Creating an Autocomplete Plug-In for Atom

I recently spent some time making a custom autocomplete plug-in for Atom. There’s some good documentation out there for doing such a thing, but I found myself wanting more starter code. To put a programmer spin on an old saying, a code sample is worth a thousand words. So I created atom-autocomplete-boilerplate to help other developers hit the ground running.

Getting Started

In Atom parlance, a plug-in is called a package. Atom packages are written in JavaScript (or CoffeeScript, if you prefer). An autocomplete package contains one or more providers, which are the actual code objects that return suggestions. These providers work on top of Atom’s core autocomplete-plus package.

Atom provides a built-in way to download and install packages, but for local development, you’ll want to install atom-autocomplete-boilerplate differently.

  1. Clone the repo.
  2. Make sure you have apm installed.

    • On Mac, you might need to start Atom and go to Atom > Install Shell Commands.
    • On Windows, it’s probably already there.
  3. Open your terminal, navigate into the repo directory, then run apm link.
  4. Back in Atom, you should now see atom-autocomplete-boilerplate installed.

    • On Mac, you’ll find it under Atom > Preferences… > Packages > Community Packages.
    • On Windows, you’ll find it under File > Settings > Packages > Community Packages.

Looking Around

Now’s a good time to open the atom-autocomplete-boilerplate project folder in Atom. Let’s take a tour!

package.json — Make sure you update this file with your own information! Also, notice this part at the end.

You don’t need to change these values. engines simply declares what versions of Atom are compatible. providedServices lets Atom know that we’re using an autocomplete provider.

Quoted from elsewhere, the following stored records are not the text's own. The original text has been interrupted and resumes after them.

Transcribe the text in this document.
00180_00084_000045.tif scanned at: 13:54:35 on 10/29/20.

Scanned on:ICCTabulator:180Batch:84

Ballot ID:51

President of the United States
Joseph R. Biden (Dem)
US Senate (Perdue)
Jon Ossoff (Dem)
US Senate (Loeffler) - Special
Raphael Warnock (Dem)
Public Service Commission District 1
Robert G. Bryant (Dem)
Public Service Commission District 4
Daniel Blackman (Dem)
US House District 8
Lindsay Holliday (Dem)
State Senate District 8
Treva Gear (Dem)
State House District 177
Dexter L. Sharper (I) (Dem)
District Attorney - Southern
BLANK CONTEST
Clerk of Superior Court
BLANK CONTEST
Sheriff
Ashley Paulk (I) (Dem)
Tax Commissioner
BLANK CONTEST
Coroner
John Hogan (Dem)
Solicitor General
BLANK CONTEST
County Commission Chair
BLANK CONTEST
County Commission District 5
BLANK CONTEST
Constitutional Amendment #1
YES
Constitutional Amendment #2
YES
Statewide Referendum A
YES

lib/main.js — Declares the providers.

lib/*-provider.js — These providers do the real work of providing suggestions. You’ll spend most of your time here. Detailed information is below.

data/*.json — Corresponding sources of suggestion data for each provider.

styles/styles.less — A place for custom CSS, if needed.

And lastly, you’ll notice a /samples folder. This isn’t necessary for the package, but it has some convenient sample files to test in.

Start Hacking

At this point I encourage you to start poking things. Maybe edit one of the data files to see different suggestions. Or sprinkle some console.log() statements around to see what’s going on.

Console? Yep, Atom has dev tools, just like Chrome.

  • On Mac, hit option + command + I.
  • On Windows, hit ctrl + shift + I.

One crucial note. When you make changes, you’ll need to reload Atom to see them take effect.

  • On Mac, hit ctrl + option + command + L.
  • On Windows, hit ctrl + shift + F5.

The Providers

The three included providers offer example code for an increasing number of features. For reference, here are the features that each one introduces.

lib/basic-provider.js — The absolute simplest provider you can make. Works off a simple array of words.

Basic autocomplete provider in action


  • Filters suggestions based on what was typed

lib/intermediate-provider.js — Takes things a little further. Reasonable starting point for a useful provider.

Intermediate autocomplete provider in action


  • Only offers suggestions when within certain file types
  • Waits until 3 characters are typed before offering suggestions
  • Case-insensitive suggestions
  • Displays extra data along with suggestions: description, more link, type icon, right text label

lib/advanced-provider.js — Retrieves snippet suggestions from an external API asynchronously.

Advanced autocomplete provider in action


  • Honors exceptions where suggestions will not be provided (within an HTML comment, in this case)
  • Prioritizes its own suggestions above others
  • Defines its own rules for determining the prefix used to find suggestions
  • Uses JavaScript Promises to fetch suggestions asynchronously
  • Retrieves suggestions from an external API instead of a local JSON file
  • Suggests snippets (tokenized suggestions that allow users to fill in the blanks)
  • Displays a custom icon next to suggestions
  • Displays styled label text next to suggestions
  • Fires an event handler after a suggestion is inserted

Have Fun

I like Atom’s autocomplete support. It’s reasonably engineered and gives you the freedom to do some pretty cool things. As you go on your way, here are some more references to help.

  • Provider API — Documentation for creating a provider.
  • Autocomplete Providers — List of providers that other people have created. Also has a handy list of grammar selectors (used when defining what file types a provider works with).